Tiental Europese miljardairsfamilies had banden met de nazi’s

De Duitse krant Bild publiceerde recent een reportage over banden die de industriële familie Reimann tijdens de tweede wereldoorlog met het Nazi-regime had gehad. Het Amerikaanse magazine Forbes benadrukt echter dat Reimann niet de enige Duitse industriële dynastie is die moet toegeven op een af andere manier met het regime van Adolf Hitler te hebben samengewerkt. Dat geldt zelfs voor een aantal grote bedrijven in andere Europese landen.

Sommige economen wijzen er echter op dat het in de periode van de tweede wereldoorlog vaak onmogelijk was om niet aan de oorlogsmachine van Nazi-Duitsland mee te werken.

Dwangarbeid

De familie Reimann is eigenaar van het concern JAB Holdings, eigenaar van merken zoals Krispy Kreme, Panera Bread en Pret a Manger.
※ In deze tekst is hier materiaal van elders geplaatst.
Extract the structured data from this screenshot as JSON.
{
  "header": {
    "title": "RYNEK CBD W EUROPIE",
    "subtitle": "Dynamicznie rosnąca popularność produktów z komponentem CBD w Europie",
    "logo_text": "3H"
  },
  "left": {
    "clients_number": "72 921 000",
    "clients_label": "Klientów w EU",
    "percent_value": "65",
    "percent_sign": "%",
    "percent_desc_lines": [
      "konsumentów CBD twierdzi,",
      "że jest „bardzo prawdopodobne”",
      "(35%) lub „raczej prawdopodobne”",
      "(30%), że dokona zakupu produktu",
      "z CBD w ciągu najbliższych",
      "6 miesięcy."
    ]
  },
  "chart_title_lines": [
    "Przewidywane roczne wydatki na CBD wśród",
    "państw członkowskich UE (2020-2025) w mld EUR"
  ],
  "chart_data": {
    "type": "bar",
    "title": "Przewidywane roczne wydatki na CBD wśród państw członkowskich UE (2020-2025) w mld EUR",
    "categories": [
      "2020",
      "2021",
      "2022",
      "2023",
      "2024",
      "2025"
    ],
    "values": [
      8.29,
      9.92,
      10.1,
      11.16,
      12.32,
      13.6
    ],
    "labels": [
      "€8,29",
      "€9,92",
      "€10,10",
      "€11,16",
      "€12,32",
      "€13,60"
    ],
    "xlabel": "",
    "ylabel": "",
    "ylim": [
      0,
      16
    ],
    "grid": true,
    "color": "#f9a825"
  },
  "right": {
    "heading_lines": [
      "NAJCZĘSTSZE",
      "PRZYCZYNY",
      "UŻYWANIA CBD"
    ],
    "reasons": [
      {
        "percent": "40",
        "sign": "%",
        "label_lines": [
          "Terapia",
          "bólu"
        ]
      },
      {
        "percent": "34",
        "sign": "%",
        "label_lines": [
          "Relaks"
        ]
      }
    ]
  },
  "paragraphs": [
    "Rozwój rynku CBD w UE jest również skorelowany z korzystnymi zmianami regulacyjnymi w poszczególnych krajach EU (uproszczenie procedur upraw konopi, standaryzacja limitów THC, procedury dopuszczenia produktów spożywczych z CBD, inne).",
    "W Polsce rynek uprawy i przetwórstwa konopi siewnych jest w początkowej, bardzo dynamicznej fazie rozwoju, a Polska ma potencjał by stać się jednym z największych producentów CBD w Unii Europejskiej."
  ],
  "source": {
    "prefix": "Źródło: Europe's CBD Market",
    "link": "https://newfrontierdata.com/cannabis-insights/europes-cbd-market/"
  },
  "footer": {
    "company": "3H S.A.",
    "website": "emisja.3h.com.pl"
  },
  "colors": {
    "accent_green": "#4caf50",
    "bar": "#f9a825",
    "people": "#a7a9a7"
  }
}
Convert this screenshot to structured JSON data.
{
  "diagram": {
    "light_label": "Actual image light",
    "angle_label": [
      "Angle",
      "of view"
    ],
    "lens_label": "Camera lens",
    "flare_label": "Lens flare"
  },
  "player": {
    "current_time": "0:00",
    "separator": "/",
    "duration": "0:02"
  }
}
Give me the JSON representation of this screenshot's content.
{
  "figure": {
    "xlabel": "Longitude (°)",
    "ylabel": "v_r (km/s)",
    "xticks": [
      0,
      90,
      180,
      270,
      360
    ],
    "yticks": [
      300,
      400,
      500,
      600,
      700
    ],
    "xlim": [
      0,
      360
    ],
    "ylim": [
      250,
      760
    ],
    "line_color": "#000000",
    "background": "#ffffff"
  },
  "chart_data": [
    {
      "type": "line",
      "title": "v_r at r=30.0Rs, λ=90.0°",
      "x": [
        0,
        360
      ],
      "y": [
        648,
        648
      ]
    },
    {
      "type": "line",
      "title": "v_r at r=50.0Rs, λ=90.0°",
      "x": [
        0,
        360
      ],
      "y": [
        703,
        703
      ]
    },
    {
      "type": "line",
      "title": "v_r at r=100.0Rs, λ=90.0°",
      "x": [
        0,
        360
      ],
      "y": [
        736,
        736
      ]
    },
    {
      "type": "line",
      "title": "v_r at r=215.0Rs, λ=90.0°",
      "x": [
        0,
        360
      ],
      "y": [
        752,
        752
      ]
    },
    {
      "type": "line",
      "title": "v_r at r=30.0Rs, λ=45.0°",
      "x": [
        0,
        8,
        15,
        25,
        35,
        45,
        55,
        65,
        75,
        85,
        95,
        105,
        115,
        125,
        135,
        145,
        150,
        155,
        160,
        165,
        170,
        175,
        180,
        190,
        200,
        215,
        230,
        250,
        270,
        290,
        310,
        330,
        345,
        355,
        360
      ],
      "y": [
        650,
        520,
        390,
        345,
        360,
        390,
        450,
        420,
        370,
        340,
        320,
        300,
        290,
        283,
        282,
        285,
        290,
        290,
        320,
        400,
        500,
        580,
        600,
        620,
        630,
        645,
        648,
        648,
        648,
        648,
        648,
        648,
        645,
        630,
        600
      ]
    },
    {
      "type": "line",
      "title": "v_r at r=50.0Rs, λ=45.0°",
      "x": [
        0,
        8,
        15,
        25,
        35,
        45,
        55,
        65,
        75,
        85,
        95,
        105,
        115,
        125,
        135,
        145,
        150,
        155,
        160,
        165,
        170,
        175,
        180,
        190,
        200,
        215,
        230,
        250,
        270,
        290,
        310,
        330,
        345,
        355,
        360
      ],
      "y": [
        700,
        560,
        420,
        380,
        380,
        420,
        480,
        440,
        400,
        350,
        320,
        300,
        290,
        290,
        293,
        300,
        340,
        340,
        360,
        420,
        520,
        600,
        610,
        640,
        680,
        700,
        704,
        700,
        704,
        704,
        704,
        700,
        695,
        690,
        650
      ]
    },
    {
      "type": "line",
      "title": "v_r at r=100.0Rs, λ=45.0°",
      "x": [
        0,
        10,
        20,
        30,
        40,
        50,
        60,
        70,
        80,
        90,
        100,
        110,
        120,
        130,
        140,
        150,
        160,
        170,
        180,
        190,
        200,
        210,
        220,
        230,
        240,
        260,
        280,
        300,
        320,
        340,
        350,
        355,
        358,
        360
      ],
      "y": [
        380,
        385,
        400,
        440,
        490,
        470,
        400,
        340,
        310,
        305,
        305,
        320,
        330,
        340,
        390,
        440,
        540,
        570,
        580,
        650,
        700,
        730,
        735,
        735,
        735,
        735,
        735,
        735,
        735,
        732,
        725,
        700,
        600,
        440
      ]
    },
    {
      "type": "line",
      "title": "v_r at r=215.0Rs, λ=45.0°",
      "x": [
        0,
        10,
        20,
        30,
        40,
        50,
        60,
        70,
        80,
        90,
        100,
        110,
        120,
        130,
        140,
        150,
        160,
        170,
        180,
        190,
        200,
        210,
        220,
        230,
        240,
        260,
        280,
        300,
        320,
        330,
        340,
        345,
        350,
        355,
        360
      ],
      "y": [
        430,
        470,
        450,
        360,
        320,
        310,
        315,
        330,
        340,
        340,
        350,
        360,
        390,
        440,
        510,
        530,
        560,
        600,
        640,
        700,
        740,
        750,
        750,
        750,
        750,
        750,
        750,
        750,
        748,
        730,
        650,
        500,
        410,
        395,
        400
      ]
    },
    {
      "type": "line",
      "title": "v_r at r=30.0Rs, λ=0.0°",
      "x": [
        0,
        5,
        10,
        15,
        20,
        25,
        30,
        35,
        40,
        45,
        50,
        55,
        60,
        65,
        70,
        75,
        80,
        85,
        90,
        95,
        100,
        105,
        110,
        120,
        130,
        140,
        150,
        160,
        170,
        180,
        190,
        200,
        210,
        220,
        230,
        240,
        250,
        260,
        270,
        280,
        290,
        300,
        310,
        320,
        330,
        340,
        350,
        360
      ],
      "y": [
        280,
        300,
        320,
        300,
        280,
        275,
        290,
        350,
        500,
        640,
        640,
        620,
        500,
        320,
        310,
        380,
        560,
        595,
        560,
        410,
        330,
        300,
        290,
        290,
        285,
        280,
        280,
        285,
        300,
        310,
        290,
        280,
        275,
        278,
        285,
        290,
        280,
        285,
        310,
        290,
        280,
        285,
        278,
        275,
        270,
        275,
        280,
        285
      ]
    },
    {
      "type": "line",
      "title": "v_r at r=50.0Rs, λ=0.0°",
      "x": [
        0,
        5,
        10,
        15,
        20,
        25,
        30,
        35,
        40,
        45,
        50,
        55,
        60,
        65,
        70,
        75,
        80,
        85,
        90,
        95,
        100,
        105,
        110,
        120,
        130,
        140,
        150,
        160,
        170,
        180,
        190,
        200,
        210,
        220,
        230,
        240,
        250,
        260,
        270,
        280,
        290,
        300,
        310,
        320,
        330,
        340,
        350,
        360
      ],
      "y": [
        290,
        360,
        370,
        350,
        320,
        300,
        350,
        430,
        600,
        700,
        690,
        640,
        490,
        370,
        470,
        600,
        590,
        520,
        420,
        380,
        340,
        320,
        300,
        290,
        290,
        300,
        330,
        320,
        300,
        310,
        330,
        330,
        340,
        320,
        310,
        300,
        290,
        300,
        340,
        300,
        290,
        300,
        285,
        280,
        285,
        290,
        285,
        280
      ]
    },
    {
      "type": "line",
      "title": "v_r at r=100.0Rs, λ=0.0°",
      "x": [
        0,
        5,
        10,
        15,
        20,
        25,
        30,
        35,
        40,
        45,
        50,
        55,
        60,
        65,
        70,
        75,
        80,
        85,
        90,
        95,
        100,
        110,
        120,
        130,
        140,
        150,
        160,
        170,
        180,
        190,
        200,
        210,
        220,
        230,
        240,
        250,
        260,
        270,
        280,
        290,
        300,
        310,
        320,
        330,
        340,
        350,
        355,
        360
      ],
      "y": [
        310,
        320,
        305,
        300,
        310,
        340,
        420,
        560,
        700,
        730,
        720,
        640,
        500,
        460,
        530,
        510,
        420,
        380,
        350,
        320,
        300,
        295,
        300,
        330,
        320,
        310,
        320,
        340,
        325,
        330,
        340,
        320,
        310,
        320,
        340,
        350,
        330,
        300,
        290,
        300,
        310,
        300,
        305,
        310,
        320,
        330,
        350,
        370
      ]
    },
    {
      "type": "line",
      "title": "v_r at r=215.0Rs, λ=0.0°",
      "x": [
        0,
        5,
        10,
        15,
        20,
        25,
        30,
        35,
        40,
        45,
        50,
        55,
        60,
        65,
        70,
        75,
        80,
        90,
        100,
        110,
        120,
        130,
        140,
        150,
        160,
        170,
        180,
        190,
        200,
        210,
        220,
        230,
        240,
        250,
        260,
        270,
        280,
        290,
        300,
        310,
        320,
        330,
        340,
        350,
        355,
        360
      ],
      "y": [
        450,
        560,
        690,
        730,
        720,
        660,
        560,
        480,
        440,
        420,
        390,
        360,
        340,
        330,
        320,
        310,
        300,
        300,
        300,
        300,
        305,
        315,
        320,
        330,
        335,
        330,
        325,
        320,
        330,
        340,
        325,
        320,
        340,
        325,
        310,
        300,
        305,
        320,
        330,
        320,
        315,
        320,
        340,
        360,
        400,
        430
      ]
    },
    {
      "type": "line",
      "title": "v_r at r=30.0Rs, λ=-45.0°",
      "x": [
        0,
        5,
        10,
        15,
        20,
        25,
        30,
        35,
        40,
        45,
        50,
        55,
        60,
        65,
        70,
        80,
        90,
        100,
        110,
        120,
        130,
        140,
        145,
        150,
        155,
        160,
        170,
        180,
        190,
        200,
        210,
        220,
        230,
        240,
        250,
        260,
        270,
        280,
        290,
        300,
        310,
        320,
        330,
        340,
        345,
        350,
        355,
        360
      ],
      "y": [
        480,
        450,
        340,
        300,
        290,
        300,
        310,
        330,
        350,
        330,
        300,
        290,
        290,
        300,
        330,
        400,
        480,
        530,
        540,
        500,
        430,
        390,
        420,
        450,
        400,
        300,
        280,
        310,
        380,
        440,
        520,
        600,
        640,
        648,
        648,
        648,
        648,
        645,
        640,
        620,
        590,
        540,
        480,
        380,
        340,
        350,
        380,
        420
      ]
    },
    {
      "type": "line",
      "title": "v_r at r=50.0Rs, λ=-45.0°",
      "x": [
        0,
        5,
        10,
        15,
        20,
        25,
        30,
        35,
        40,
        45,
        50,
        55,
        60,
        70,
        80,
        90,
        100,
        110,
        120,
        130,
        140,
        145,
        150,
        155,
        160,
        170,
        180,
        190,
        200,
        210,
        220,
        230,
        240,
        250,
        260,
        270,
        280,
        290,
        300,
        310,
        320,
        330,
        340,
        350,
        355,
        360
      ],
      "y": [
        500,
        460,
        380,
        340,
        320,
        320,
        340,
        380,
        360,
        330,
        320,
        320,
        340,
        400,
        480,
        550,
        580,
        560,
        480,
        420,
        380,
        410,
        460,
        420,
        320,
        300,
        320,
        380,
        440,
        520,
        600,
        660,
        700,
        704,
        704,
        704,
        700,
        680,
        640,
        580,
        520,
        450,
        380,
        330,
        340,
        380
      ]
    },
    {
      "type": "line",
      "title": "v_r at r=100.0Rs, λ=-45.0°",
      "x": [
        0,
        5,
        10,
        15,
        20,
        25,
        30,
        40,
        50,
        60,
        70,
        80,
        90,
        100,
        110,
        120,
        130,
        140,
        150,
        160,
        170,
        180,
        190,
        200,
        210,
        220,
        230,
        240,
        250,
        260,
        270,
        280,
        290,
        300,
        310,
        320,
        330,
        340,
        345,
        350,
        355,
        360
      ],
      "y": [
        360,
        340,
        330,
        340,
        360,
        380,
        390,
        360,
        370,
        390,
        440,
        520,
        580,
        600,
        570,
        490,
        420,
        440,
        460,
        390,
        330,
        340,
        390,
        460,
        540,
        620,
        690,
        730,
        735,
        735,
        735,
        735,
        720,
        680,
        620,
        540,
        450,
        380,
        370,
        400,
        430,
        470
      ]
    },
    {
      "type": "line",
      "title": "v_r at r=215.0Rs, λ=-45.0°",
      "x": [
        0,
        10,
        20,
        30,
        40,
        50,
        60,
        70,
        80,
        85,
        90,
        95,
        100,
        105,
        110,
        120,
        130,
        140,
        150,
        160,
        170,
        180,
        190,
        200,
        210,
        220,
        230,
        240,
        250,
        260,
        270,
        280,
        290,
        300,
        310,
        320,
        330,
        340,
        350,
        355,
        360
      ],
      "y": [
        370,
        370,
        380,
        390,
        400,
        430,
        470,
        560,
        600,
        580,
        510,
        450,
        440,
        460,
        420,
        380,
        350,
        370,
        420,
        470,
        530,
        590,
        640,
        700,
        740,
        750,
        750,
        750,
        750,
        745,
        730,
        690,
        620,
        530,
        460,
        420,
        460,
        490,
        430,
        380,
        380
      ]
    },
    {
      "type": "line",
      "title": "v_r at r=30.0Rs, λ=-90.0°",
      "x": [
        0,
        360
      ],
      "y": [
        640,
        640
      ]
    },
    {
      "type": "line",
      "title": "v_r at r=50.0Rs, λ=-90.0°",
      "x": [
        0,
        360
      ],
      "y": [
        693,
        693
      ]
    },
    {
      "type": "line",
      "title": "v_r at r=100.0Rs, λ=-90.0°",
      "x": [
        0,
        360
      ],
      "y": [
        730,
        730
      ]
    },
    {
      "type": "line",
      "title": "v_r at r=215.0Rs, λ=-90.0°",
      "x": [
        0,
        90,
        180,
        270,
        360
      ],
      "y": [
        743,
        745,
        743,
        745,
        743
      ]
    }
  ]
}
Vertegenwoordigers van het bedrijf gaven toe tijdens het Nazi-regime van Russische burgers en Franse krijgsgevangen als dwangarbeiders te hebben ingeschakeld. De familiepatriarchen bleken ook lid te zijn geweest van de Nazi-partij.

“De familie wijst er daarbij echter ook op aan de Duitse historicus Paul Erker de opdracht te hebben gegeven een onderzoek in te stellen naar de activiteiten van de onderneming tijdens de tweede wereldoorlog. Dat werk zou volgend jaar klaar moeten zijn. De familie betaalt ook 11 miljoen dollar aan een organisatie voor mensenrechten.”

“Echter niet alleen de familie Reimann kan ervan worden beticht tijdens de tweede wereldoorlog zakelijk met het Nazi-regime te hebben samengewerkt,” benadrukt Forbes. “Meer dan een dozijn Europese miljardairs en hun families hadden banden met het nazisme. Zij profiteerden van contracten of slavenarbeid of van de toeëigening van gestolen goederen of andere activa.”

Het magazine verwijst onder meer naar groepen zoals Kuehne+Nagel, Knorr-Bremse, Quandt, Bosch of Bertelsmann. Buiten de Duitse grenzen vallen onder meer de namen van bedrijven zoals L’Oreal of Ikea.

“Dit soort verhalen mogen geen verbazing wekken,” zegt de Duitse historicus Roman Köster. “Tegen het einde van de oorlog was een derde van alle werknemers in Duitsland het onderwerp van dwangarbeid. Nagenoeg elk productiebedrijf was op dat ogenblik op een of andere manier bij de oorlogseconomie betrokken. Al vroeger in de oorlog was het voor Duitse bedrijven bijzonder ingewikkeld gebleken om zich afzijdig te houden.”

Verontschuldigingen

Een groot aantal van de betrokken bedrijven heeft zijn banden met het Nazi-regime openlijk erkend. De meesten hebben zich voor die collaboratie ook verontschuldigd. Financiële compensaties zijn volgens Karthik Ramana, professor bedrijfskunde aan de Oxford University, echter zeldzaam.

De betrokken bedrijven profiteerden niet alleen van dwangarbeid. “Vriendschappelijke banden met Nazi-leiders konden vaak lucratieve contracten opleveren,” benadrukt Christopher Kopper, professor bedrijfsgeschiedenis. “Net zoals de meerderheid van de Duitse burgers, besloten ook vele ondernemers om voor een opportunistische houding te kiezen.”

Er zijn wel enkele verhalen van bedrijfsleiders die zich tegen een samenwerking met Nazi-Duitsland bleven verzetten. “Een voorbeeld daarvan is de Fransman Marcel Dassault,” aldus Forbes. “Dassault bouwde vliegtuigen voor het Franse leger. Nadat Duitsland de controle over Frankrijk had overgenomen, weigerde Dassault nog langer te leveren. Hij kwam uiteindelijk terecht in het concentratiekamp Buchenwald, dat hij wel zou overleven.”

“Maar zelfs bedrijven met een duidelijk afkeer tegenover het Naziregime, kozen uiteindelijk toch voor een samenwerking. Dat is onder meer het geval bij Bosch. De familie steunde diverse verzetsgroepen en hielp Joden financieel om naar het buitenland te ontsnappen. Maar toch was het bedrijf diep betrokken bij de Duitse oorlogseconomie. Bosch zou ook van duizenden dwangarbeiders gebruik maken.”

“Men zou heel wat moeite hebben om een Duits bedrijf te vinden dat tijdens de tweede wereldoorlog actief was en op geen enkele manier op een band met het Nazi-regime kon worden betrapt,” voert de historicus Köster aan.